OTHER VIEWS: Accountability Act needs re-evaluation

Published 3:00 am Saturday, September 22, 2018

An interesting report recently emerged from the University of Alabama’s Institute for Social Science Research.

The Institute performed an evaluation of the Alabama Accountability Act, the 2013 law that established a mechanism to compensate parents of children zoned for “failing” public schools with $3,500 tax credits to help offset the cost of sending those children to private school.

The study evaluated the academic achievement test outcomes of the 2016-2017 recipients of AAA scholarships compared to their counterparts in public school. Not to put too fine a point on it, the study found no discernible improvement in academic performance of the students in private school with AAA scholarships.

With such results, it’s a wonder there’s not a procession of taxpayers descending on the statehouse with torches. Under the Alabama Accountability Act, the state spends $30 million from the Special Education Trust Fund each year to send a small collection of students to private school because they’re zoned for public schools deemed as “failing.”

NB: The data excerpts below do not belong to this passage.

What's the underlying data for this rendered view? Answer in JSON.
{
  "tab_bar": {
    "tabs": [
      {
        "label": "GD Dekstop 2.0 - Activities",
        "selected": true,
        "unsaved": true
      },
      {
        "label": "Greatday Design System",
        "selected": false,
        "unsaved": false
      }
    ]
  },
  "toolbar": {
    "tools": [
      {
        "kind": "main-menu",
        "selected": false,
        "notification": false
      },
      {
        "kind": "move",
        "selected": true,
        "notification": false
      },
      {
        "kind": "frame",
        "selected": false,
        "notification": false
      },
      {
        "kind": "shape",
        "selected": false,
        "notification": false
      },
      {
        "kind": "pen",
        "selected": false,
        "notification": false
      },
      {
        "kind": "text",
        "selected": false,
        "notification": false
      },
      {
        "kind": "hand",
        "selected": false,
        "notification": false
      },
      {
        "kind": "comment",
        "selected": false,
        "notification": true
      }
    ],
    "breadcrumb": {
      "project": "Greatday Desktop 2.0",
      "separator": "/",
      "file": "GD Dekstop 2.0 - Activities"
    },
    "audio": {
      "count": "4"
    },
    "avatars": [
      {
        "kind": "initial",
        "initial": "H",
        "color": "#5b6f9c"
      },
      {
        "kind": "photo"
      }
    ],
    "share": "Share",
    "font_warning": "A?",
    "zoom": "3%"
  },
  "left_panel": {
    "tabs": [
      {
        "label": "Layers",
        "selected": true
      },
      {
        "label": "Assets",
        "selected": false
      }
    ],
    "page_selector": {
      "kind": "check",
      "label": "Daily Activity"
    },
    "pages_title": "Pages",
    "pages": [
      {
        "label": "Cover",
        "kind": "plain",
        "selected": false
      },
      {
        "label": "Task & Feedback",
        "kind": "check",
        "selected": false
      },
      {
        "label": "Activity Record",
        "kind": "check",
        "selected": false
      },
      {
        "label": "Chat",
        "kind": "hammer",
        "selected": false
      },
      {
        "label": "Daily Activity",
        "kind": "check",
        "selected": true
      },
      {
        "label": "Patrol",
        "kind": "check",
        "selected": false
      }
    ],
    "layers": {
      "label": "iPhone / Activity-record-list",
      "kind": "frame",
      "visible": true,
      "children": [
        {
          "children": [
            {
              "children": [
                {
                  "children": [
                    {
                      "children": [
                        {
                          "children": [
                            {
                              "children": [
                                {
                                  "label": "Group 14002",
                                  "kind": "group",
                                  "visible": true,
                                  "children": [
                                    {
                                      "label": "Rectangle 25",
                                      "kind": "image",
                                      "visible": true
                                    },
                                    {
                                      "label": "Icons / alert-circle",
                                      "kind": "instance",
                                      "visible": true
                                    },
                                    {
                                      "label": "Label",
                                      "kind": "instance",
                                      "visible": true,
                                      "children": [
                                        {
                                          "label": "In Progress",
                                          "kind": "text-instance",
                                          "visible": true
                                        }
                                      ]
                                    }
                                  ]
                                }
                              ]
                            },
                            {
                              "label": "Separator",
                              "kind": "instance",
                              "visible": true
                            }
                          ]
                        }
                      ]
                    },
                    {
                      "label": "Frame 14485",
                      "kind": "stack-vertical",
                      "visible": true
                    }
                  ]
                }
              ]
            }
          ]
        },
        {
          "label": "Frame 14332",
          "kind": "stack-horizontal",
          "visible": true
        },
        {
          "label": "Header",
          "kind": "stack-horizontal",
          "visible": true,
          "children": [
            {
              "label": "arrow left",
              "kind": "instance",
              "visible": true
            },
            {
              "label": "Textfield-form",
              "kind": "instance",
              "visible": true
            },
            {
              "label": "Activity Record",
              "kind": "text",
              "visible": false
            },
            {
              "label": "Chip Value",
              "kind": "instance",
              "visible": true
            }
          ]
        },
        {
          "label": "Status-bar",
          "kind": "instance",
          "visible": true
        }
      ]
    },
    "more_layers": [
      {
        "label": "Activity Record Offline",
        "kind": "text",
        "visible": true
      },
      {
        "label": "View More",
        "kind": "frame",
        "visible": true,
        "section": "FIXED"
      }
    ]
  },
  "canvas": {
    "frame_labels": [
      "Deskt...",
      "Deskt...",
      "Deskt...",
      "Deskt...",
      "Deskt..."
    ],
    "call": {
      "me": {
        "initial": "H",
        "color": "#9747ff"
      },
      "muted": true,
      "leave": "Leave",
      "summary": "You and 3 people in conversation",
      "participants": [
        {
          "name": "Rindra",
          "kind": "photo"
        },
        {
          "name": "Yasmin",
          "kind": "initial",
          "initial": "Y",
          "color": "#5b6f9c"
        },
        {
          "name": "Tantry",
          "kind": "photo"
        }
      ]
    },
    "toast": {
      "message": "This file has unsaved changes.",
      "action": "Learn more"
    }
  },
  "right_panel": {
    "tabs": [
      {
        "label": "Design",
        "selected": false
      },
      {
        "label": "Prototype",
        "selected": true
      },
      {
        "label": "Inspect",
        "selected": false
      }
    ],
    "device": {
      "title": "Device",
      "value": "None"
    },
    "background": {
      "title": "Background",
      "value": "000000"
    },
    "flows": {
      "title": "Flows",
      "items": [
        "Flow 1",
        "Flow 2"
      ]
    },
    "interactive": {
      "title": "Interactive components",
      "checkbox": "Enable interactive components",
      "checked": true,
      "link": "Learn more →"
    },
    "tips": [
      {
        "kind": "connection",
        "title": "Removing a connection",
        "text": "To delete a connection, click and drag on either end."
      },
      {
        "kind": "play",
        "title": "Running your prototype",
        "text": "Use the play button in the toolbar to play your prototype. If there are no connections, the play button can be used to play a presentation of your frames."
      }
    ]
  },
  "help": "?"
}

It was a dubious plan from the start, but academic test results aren’t the sole determining factor when weighing whether to move a student from a failing school. Still, these findings suggest that the $30 million in taxpayer funds spent on AAA scholarships might be better spent in an effort to improve public schools attended by hundreds of thousands of Alabama schoolchildren.

Email newsletter signup

Alabama lawmakers must revisit this boondoggle at the first opportunity.